In 1972, Sika was the first woman in 113 years to be elected to Footscray City Council. “They were all falling apart and worrying about what toilet I was going to use. A cartoon was published of all the male councillors standing around a beer keg and a little lady offers me a cup of tea and says, ‘Have a cup of tea, dearie’. Perhaps, funniest of all was when someone questioned me about whether I would be offended by male swearing. My answer? I can swear in four different languages. Those were the ancient days,” she laughed.

Sika made a number of significant changes as she set up one of the first branch libraries in Yarraville, The Norfolk Street Child Care Centre, helped to establish Footscray’s first Migrant Resource Centre in 1981, became a life governor of the Western General Hospital and was the first female on the Western Region Council of Technical Education.“I gave some pretty passionate speeches in council. The attitude was that only bored housewives work and leave their children in care. No one works for the meat industry dismembering sheep or works in a freezer room because they are bored!”

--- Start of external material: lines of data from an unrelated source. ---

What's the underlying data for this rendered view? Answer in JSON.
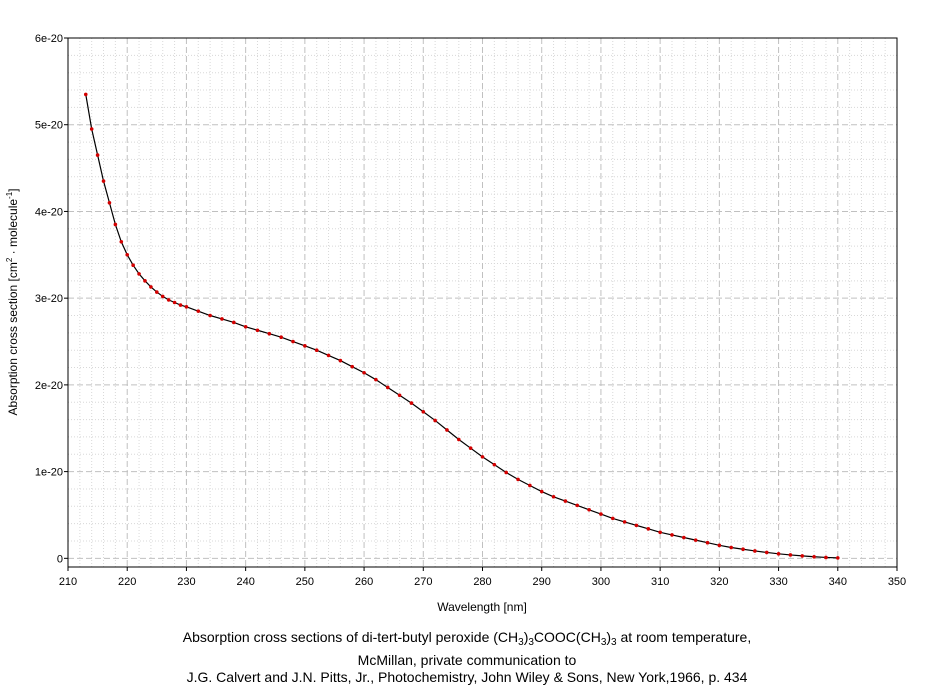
{
  "chart_data": {
    "type": "line",
    "xlabel": "Wavelength [nm]",
    "ylabel": "Absorption cross section [cm",
    "ylabel_sup1": "2",
    "ylabel_mid": " · molecule",
    "ylabel_sup2": "-1",
    "ylabel_end": "]",
    "xlim": [
      210,
      350
    ],
    "ylim": [
      -1e-21,
      6e-20
    ],
    "x_ticks": [
      210,
      220,
      230,
      240,
      250,
      260,
      270,
      280,
      290,
      300,
      310,
      320,
      330,
      340,
      350
    ],
    "x_tick_labels": [
      "210",
      "220",
      "230",
      "240",
      "250",
      "260",
      "270",
      "280",
      "290",
      "300",
      "310",
      "320",
      "330",
      "340",
      "350"
    ],
    "y_ticks": [
      0,
      1e-20,
      2e-20,
      3e-20,
      4e-20,
      5e-20,
      6e-20
    ],
    "y_tick_labels": [
      "0",
      "1e-20",
      "2e-20",
      "3e-20",
      "4e-20",
      "5e-20",
      "6e-20"
    ],
    "grid": true,
    "colors": {
      "line": "#000000",
      "marker": "#d40000",
      "grid": "#c0c0c0"
    },
    "series": [
      {
        "x": [
          213,
          214,
          215,
          216,
          217,
          218,
          219,
          220,
          221,
          222,
          223,
          224,
          225,
          226,
          227,
          228,
          229,
          230,
          232,
          234,
          236,
          238,
          240,
          242,
          244,
          246,
          248,
          250,
          252,
          254,
          256,
          258,
          260,
          262,
          264,
          266,
          268,
          270,
          272,
          274,
          276,
          278,
          280,
          282,
          284,
          286,
          288,
          290,
          292,
          294,
          296,
          298,
          300,
          302,
          304,
          306,
          308,
          310,
          312,
          314,
          316,
          318,
          320,
          322,
          324,
          326,
          328,
          330,
          332,
          334,
          336,
          338,
          340
        ],
        "y": [
          5.35e-20,
          4.95e-20,
          4.65e-20,
          4.35e-20,
          4.1e-20,
          3.85e-20,
          3.65e-20,
          3.5e-20,
          3.38e-20,
          3.28e-20,
          3.2e-20,
          3.13e-20,
          3.07e-20,
          3.02e-20,
          2.98e-20,
          2.95e-20,
          2.92e-20,
          2.9e-20,
          2.85e-20,
          2.8e-20,
          2.76e-20,
          2.72e-20,
          2.67e-20,
          2.63e-20,
          2.59e-20,
          2.55e-20,
          2.5e-20,
          2.45e-20,
          2.4e-20,
          2.34e-20,
          2.28e-20,
          2.21e-20,
          2.14e-20,
          2.06e-20,
          1.97e-20,
          1.88e-20,
          1.79e-20,
          1.69e-20,
          1.59e-20,
          1.48e-20,
          1.37e-20,
          1.27e-20,
          1.17e-20,
          1.08e-20,
          9.9e-21,
          9.1e-21,
          8.4e-21,
          7.7e-21,
          7.1e-21,
          6.6e-21,
          6.1e-21,
          5.6e-21,
          5.1e-21,
          4.6e-21,
          4.2e-21,
          3.8e-21,
          3.4e-21,
          3e-21,
          2.7e-21,
          2.4e-21,
          2.1e-21,
          1.8e-21,
          1.5e-21,
          1.25e-21,
          1.05e-21,
          8.5e-22,
          6.8e-22,
          5.2e-22,
          3.9e-22,
          2.8e-22,
          1.8e-22,
          1e-22,
          5e-23
        ]
      }
    ]
  },
  "caption": {
    "line1_a": "Absorption cross sections of di-tert-butyl peroxide (CH",
    "sub1": "3",
    "line1_b": ")",
    "sub2": "3",
    "line1_c": "COOC(CH",
    "sub3": "3",
    "line1_d": ")",
    "sub4": "3",
    "line1_e": " at room temperature,",
    "line2": "McMillan, private communication to",
    "line3": "J.G. Calvert and J.N. Pitts, Jr., Photochemistry, John Wiley & Sons, New York,1966, p. 434"
  }
}
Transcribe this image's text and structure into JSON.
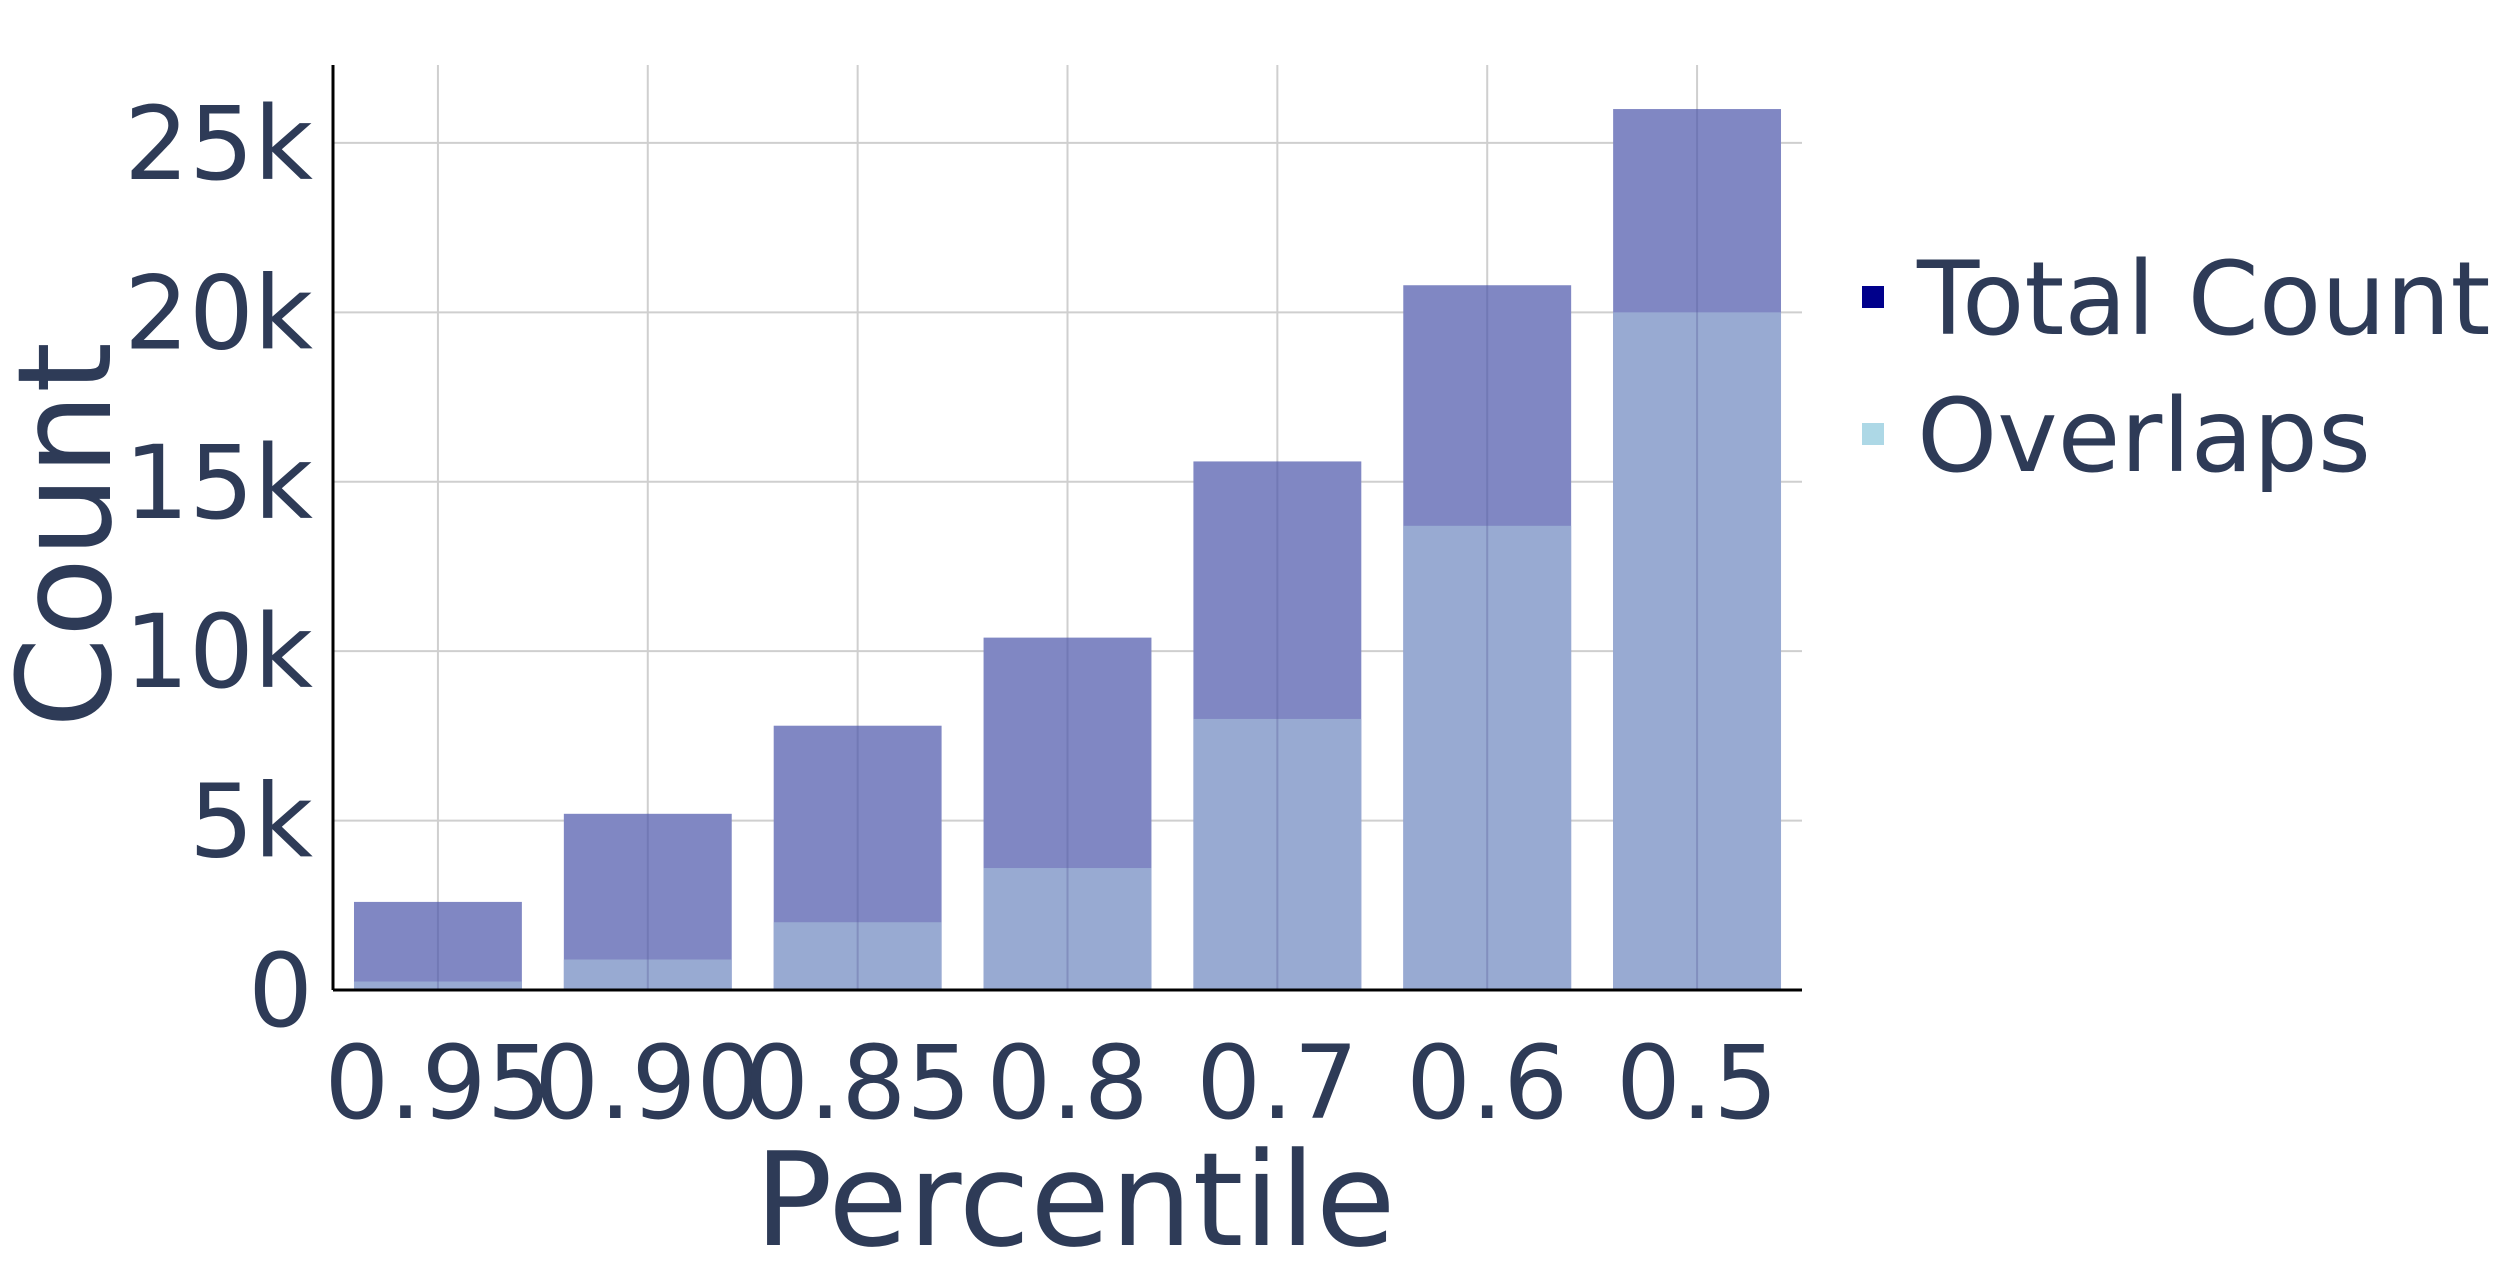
{
  "chart_data": {
    "type": "bar",
    "categories": [
      "0.95",
      "0.9",
      "0.85",
      "0.8",
      "0.7",
      "0.6",
      "0.5"
    ],
    "category_labels": [
      "0.95",
      "0.90",
      "0.85",
      "0.8",
      "0.7",
      "0.6",
      "0.5"
    ],
    "series": [
      {
        "name": "Total Count",
        "values": [
          2600,
          5200,
          7800,
          10400,
          15600,
          20800,
          26000
        ],
        "color": "#00008b"
      },
      {
        "name": "Overlaps",
        "values": [
          250,
          900,
          2000,
          3600,
          8000,
          13700,
          20000
        ],
        "color": "#add8e6"
      }
    ],
    "bar_fill_colors": {
      "Total Count": "#8087c3",
      "Overlaps": "#9aaed4"
    },
    "xlabel": "Percentile",
    "ylabel": "Count",
    "ylim": [
      0,
      27300
    ],
    "yticks": [
      0,
      5000,
      10000,
      15000,
      20000,
      25000
    ],
    "ytick_labels": [
      "0",
      "5k",
      "10k",
      "15k",
      "20k",
      "25k"
    ],
    "grid": true,
    "legend_position": "right"
  }
}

A memorabilia of Sika’s extensive achievements are lined in her study, there are too many awards to mention. Since leaving council in 1977, she was employed as a social worker and has helped countless individuals, including victims of sexual assault. One of her most prestigious career highlights was in 2008 when Sika was awarded on the Victorian Honour Roll of Women in 2008 by Julia Gillard.

Peeling back the layers of her life, it is apparent that she is a woman of passionate convictions, possesses a firey attitude and sense of humour which are all of the traits which made her stand so tall as a pioneer in a man’s world. Sika Kerry is a woman to look up to and is definitely no wallflower.